Conant counselor finishes Ironman, places 204 out of 2500

Thousands watch and cheer as you get out of the water after swimming 2.4 miles, tired and ready to ride a bike for 112. As you take a few breaths you realize you still have to run 26.2 miles. You perform all of this in one day without any breaks.

Red team counselor Adam Leibman completed all of three events in a little over 11 hours, placing 204th out of 2500 in the Ironman Triathlon on September 11, 2016 in Madison, Wisconsin.

Leibman relished every second of the race. “It was a blast…I loved it,” he said.

He explained one of his goals was to have fun and enjoy the experience. His strategy was to avoid trying to keep up with the others and not focus on what place he received. “I wanted to race my own race,” he said.

His family and friends came out to support and cheer him on at various points in the race. He said it was a great atmosphere having so many people all around the city to support him.

Friend and colleague, counselor Matt Wiley, was not able to make it to the race like he had hoped, but said that he had seen pictures of Leibman competing. “He was smiling and giving people high fives as he was running, so you could tell he was having fun,” said Wiley.

No specific part stuck out to him as being the most difficult, but Leibman said that swimming was the most intimidating. “It was total chaos….you’re getting kicked and hit and, at one point, I swallowed a bunch of water…so that, like, freaked me out a little bit,” he remembered. “That was the part of the race I was most uncomfortable with.”

Six months prior to the event, Leibman began training for it. He said he went through an extensive 24-week training program leading up to the race in order to be in his best shape physically for the race. He also said he ran a marathon and a half triathlon last year to have some familiarity with big races.

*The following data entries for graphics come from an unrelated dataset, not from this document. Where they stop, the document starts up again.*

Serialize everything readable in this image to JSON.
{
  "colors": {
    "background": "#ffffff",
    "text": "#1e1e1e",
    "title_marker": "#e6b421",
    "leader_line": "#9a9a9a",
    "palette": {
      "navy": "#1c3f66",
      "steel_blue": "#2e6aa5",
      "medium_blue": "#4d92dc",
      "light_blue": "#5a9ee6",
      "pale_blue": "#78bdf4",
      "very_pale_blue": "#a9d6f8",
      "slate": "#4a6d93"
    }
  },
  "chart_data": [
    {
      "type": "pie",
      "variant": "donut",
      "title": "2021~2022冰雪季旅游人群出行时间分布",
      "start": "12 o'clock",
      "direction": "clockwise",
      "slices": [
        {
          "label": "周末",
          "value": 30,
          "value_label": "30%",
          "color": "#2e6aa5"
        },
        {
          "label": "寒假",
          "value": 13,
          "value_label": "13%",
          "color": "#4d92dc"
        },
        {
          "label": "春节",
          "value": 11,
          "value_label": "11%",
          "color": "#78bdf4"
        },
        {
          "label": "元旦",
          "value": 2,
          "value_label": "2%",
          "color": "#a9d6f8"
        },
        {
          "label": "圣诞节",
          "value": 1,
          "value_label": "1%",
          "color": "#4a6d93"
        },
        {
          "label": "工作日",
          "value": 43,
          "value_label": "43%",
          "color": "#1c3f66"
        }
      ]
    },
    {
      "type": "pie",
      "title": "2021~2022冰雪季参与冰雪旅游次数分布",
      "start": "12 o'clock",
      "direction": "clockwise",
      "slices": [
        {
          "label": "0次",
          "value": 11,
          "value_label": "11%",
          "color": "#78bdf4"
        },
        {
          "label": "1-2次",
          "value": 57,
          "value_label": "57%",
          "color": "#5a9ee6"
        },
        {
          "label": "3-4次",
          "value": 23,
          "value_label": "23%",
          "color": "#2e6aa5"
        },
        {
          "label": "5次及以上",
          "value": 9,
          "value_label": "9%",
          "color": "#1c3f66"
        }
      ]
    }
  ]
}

“The training for it was really hard,” recalled Leibman. “The past six months have been a lot of training and time.” The preparation took time away from his family, but he was still excited to compete.

When exercising nonstop for six months, accidents seem almost prone to happen. Luckily, Leibman said that out of all the things that could have gone wrong, nothing did. “I wouldn’t change a thing,” said Leibman. “The whole day was just perfect.”

Leibman said that while he loved his experience, he doesn’t think he will ever do another Ironman.